Brake "fade" is caused by the friction material on the brake pad getting to a very high temperature and losing its coefficient of friction with the brake disc. (Think back a few years to when lorries had drum brakes rather than disc brakes. On long downhill grades it was necessary to select a low gear BEFORE starting the descent, otherwise the brakes would get really hot, fade, and the lorry ended up with no brakes) The harder you press the brake peddle in such circumstances the hotter the brake pad gets, the MORE fade you get, its a VERY vicious circle. "Competition" brake fluid will NOT stop that happening, what it will do is have a higher (temperature) boiling point, thus if the brakes get really hot it is less likely to boil and introduce gas into the hydraulic system. Once you have gas in the system you will have a very "spongy" feeling brake pedal that may well go all the way to the floor without applying much brake pressure. Brake fade caused by overheating disappears once everything has cooled down a bit BUT if the brake fluid has boiled the gas released stays in a gaseous form and the only option is to bleed the brakes tom get the air out.

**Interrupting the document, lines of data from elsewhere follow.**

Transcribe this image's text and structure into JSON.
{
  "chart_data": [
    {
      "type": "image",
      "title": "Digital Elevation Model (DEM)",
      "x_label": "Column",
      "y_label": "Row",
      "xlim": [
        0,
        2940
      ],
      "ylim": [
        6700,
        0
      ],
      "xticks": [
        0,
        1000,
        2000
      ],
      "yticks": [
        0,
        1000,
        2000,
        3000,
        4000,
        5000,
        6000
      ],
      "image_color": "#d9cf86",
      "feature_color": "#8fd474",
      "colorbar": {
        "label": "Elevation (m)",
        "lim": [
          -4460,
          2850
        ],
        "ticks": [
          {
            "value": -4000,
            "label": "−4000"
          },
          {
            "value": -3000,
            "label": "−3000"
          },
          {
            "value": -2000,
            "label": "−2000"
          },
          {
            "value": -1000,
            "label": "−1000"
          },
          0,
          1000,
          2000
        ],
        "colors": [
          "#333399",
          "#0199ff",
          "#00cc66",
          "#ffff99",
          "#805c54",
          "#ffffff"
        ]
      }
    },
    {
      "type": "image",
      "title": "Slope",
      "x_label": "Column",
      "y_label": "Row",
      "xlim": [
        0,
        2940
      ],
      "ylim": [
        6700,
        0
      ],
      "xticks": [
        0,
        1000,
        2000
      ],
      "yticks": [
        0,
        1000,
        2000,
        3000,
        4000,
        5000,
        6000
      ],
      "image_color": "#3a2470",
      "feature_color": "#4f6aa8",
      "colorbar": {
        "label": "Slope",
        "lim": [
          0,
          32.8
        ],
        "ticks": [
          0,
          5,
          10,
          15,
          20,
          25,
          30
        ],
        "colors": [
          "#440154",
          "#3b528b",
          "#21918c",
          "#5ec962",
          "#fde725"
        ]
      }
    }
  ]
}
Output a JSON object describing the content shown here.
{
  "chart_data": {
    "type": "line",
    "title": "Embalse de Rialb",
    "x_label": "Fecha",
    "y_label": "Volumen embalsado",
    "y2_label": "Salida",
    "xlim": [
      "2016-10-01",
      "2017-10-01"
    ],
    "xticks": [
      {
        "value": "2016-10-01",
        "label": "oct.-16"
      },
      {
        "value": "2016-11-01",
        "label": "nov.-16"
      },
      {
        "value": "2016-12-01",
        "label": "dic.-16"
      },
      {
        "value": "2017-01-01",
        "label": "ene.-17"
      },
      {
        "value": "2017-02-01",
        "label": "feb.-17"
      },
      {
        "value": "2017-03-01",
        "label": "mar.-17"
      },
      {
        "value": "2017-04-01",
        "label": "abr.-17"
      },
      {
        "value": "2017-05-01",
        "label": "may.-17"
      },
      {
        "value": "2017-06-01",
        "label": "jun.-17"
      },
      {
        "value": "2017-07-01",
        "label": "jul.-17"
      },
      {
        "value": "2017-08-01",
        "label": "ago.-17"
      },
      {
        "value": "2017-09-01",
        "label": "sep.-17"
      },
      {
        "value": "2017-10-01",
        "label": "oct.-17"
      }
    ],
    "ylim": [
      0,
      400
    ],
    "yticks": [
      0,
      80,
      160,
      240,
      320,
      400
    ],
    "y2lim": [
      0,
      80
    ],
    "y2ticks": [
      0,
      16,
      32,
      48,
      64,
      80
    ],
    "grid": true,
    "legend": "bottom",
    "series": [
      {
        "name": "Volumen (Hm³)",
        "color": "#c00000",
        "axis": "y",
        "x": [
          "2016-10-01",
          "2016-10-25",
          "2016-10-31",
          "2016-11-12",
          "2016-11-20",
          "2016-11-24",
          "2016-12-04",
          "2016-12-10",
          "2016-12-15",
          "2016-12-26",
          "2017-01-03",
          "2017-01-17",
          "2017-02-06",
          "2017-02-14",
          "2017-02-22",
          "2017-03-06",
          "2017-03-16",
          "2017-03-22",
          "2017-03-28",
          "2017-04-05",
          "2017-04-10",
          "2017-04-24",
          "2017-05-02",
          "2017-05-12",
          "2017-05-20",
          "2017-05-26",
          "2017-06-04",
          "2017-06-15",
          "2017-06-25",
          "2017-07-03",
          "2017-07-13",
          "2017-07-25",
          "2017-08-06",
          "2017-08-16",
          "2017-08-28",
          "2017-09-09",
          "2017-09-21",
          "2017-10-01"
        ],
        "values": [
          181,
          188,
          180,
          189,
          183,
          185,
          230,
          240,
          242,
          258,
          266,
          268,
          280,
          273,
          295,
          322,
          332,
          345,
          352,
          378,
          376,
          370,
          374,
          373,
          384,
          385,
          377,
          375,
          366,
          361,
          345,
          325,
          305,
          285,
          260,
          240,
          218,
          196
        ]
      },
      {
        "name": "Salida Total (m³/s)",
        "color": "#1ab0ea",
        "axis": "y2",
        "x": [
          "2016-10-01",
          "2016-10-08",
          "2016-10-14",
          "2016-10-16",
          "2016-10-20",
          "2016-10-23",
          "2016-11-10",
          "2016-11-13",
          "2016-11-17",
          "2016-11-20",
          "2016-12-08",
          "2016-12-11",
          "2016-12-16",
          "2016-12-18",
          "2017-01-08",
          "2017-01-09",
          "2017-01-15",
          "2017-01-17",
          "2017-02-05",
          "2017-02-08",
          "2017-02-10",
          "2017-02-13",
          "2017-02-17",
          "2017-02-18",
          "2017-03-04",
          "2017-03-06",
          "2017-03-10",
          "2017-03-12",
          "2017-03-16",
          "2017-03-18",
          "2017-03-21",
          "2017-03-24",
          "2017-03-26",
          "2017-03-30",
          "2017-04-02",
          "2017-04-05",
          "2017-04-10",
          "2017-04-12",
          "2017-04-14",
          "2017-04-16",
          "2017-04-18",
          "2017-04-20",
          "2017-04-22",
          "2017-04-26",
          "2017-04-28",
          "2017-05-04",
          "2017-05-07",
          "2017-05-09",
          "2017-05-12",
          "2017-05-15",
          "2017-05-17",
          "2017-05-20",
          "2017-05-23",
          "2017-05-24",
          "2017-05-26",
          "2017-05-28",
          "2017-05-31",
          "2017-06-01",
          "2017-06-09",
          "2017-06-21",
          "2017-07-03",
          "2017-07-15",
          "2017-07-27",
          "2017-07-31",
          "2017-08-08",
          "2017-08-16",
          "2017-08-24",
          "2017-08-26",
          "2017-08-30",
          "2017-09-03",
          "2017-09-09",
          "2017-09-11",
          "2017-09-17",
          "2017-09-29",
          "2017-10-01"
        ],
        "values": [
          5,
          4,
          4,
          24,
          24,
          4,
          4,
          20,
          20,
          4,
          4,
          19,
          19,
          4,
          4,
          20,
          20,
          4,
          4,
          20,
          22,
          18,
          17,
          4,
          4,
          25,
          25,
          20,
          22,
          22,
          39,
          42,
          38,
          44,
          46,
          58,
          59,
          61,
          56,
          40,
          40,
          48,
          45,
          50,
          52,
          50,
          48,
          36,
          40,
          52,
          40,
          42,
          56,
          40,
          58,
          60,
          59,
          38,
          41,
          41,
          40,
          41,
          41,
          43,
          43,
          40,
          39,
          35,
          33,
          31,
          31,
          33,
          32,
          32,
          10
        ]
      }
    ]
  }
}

Brake fade is very common on caravans on long downhill slopes. The car driver selects a low gear to save the car brakes BUT caravans have over-run brakes so will be applied for the whole time!!

See the below link to a brake manufacturers website that explains it.

https://ebcbrakes.com/articles/what-is-brake-fade/

Andy


----------



## trek (May 1, 2005)

When was the brake fluid changed ? 

And by that i mean flushed through to each wheel cylinder which i suspect manu garages are not doing this these days my suspicion is they only replace the fluid in the reservoir by draining through the one wheel cylinder underneath it normally the front drivers side

The times i have taken vehicles back to dealer after a fluid change because i can find no evidence of disturbance at the other three wheels
I.e the rubber dust covers havent been removed except the one under the reservoir easy to see !


----------



## Mrplodd (Mar 4, 2008)

trek said:


> When was the brake fluid changed ?


Read post number 13 !

Andy


----------



## trek (May 1, 2005)

Mrplodd said:


> Read post number 13 !
> 
> Andy


What about post nos 13 by BigPaul ( he is suggesting competition fluid )

My question was directed at Post no 1 by Keviny as their fluid may be many years old and in need of a change as many people dont bother and it could have absorbed a lot of moisture over the years and have all that black gunk at the cylinders

so a fresh flush with standard fluid could possibly assist and negate the need for any special fluid


----------



## Pudsey_Bear (Sep 25, 2008)

The cost of the fluid is negligible, it's the labour which is expensive so why not got to at least dot 4 at the same time, at least eliminating the hygroscopic fluid, fit better pads and most of the problem is gone, another issue is people who do not use the gearbox properly and drive on the brakes down hill, we have an automatic car, but I change down manually on really steep hills not needing to touch the brakes at all usually.


----------